"Justiça, justiça, justiça…". Provavelmente esta foi a palavra mais ouvida na manifestação ocorrida na orla da Barra da Tijuca, no sábado, dia 5 de fevereiro de 2022, doze dias após o assassinato do trabalhador refugiado congolês Moïse Kabagambe.
Convocado pela família, por setores da comunidade congolesa no Rio e diversas organizações antirracistas e de direitos humanos, o ato começou em frente aos quiosques Tropicália e Biruta, na Barra da Tijuca, Zona Oeste, onde, na noite do dia 24 de janeiro, Moïse foi amarrado e morto a pauladas - a agressão que o levou a morte foi captada pelas câmeras de segurança do local.
Fotos do ato por Justiça para Moïse Kabagambe - clicar aqui
Sindicatos, entidades dos movimentos sociais e partidos de esquerda apoiaram o protesto e ajudaram a convocá-lo.
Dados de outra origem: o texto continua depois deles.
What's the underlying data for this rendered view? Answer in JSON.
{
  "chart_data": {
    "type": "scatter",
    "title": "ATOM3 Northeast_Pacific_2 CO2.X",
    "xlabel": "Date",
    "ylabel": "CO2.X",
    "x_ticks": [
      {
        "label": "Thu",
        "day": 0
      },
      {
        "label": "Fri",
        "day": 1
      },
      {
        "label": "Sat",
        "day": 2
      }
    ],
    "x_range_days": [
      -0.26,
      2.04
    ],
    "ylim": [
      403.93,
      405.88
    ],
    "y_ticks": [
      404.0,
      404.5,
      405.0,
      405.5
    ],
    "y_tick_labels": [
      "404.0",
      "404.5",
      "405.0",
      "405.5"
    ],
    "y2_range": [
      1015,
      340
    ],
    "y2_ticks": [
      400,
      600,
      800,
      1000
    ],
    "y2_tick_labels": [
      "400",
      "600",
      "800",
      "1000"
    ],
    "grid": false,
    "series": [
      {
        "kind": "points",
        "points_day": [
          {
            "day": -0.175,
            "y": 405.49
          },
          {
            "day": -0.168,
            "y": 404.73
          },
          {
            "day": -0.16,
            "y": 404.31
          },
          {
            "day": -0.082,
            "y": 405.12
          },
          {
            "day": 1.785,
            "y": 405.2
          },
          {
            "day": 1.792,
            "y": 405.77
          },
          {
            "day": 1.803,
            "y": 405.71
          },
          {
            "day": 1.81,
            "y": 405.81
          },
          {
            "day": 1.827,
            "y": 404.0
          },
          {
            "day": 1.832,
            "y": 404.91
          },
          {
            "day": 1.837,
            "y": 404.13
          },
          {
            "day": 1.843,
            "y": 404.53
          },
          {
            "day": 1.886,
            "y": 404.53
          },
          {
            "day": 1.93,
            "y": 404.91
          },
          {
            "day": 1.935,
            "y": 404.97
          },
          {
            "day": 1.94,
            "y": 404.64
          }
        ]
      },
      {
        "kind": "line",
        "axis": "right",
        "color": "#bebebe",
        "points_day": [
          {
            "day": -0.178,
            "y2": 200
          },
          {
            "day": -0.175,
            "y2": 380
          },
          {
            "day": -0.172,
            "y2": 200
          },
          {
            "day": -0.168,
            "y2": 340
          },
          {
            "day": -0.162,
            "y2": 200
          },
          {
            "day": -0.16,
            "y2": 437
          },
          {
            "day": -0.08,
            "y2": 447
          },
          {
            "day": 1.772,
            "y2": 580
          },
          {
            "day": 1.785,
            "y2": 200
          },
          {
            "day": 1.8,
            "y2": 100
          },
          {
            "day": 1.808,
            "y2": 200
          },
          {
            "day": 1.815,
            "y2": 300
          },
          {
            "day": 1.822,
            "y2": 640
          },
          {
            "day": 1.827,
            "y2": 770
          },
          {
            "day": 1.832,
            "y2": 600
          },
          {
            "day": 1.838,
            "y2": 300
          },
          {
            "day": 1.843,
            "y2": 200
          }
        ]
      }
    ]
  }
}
A Associação dos Docentes da UFF - Seção Sindical do Andes-SN esteve representada e ajudou junto com o Sintuff a assegurar ônibus para transportar quem desejasse sair de Niterói para ir ao ato. Também fez a cobertura ao vivo da atividade, pela TV Aduff em parceria com o Sindscope - Sindicato dos Servidores do Colégio Pedro II.
"Muita gente se manifestando, um número significativo, com diversos grupos que se constituem para as lutas. Cada fala reflete a indignação a respeito do que aconteceu, mas também do que somos, de como nos constituímos. Aquela ilusão do povo cordial precisa ser analisada, que cordialidade é essa entre pares? Como nós nos educamos para superar o racismo e essas condições de vida bastante dificeis, principalmente para os mais pobre e os negros", disse a professora Gelta Xavier, da Faculdade de Educação da UFF e diretora da Aduff.
Racismo
"Basta ser negro para ser suspeito", disse uma das muitas oradoras do carro de som, observando que o que se passou no Tropicália acontece cotidianamente no Brasil: preto é executado. A suspeição pela cor da pele se aplica ao que aconteceu com Moïse, como também a Durval, outro trabalhador negro assassinado poucos dias depois por um sargento da Marinha, Aurélio Alves Bezerra, quando pegava as chaves do portão do condomínio em que morava, em São Gonçalo. O sargento confessou que disparou três tiros contra Durval porque 'achava' que ele iria tentar assaltá-lo. Manifestantes também expunham cartazes pedindo "Justiça por Durval".
O fim de semana teve protestos contra o racismo e a xenofobia em ao menos 20 cidades brasileiras. Também ocorreram atos no exterior, como em Nova Iorque, Londres e Berlim. Pelo menos cinco ônibus levaram manifestantes para participar da manifestação na Barra, que contou com um carro de som. Representantes de diversas organizações e coletivos usaram o microfone para expressar seu repúdio e exigir justiça. A motivação racial foi reiteradas vezes mencionada e pautou toda a manifestação. Cartazes expunham a frase "Vidas negras importam".
Comoção
A família do congolês chegou ao protesto por volta das 10h30. Sob o forte calor do verão carioca (os relógios, que marcavam 30 graus, não refletiam a sensação térmica muito superior), Ivana Lay, mãe da vítima, e demais familiares foram recebidos com muitos aplausos e em meio a forte emoção. Tocou o hino do Congo. Muitos manifestantes foram às lágrimas.
Segundo a família, a motivação do crime teria sido a cobrança de uma dívida trabalhista. Moïse, que tinha 24 anos, fazia bicos em quiosques da orla e teria ido ao Tropicália para receber R$ 200,00, que não teriam sido pagos. Depois de ganhar repercussão nacional e internacional, três envolvidos no assassinato se entregaram e foram presos no dia 1º de fevereiro. Inicialmente, vão cumprir prisão temporária de 30 dias.
Quiosques
Durante o protesto, um pequeno grupo de jovens esmurrou o quiosque Tropicália e tentou retirar sua placa. Um tumulto se formou, mas, atendendo aos apelos dos ativistas que estavam no carro de som, foi rapidamente contido. Um dos jovens envolvidos teve uma forte crise de choro e foi amparado por manifestantes. O protesto durou mais de três horas, foi marcado por muita indignação e comoção e transcorreu de forma pacífica.
No mesmo dia do ato, a Prefeitura do Rio anunciou que pretende transformar os quiosques Tropicália e Biruta num memorial em homenagem à cultura congolesa e africana, cuja administração será oferecida à família de Moïse. É provável que a iniciativa, pouco comum às administrações públicas em casos similares, decorra da enorme repercussão que o crime provocou e da reação dos movimentos que combatem o racismo.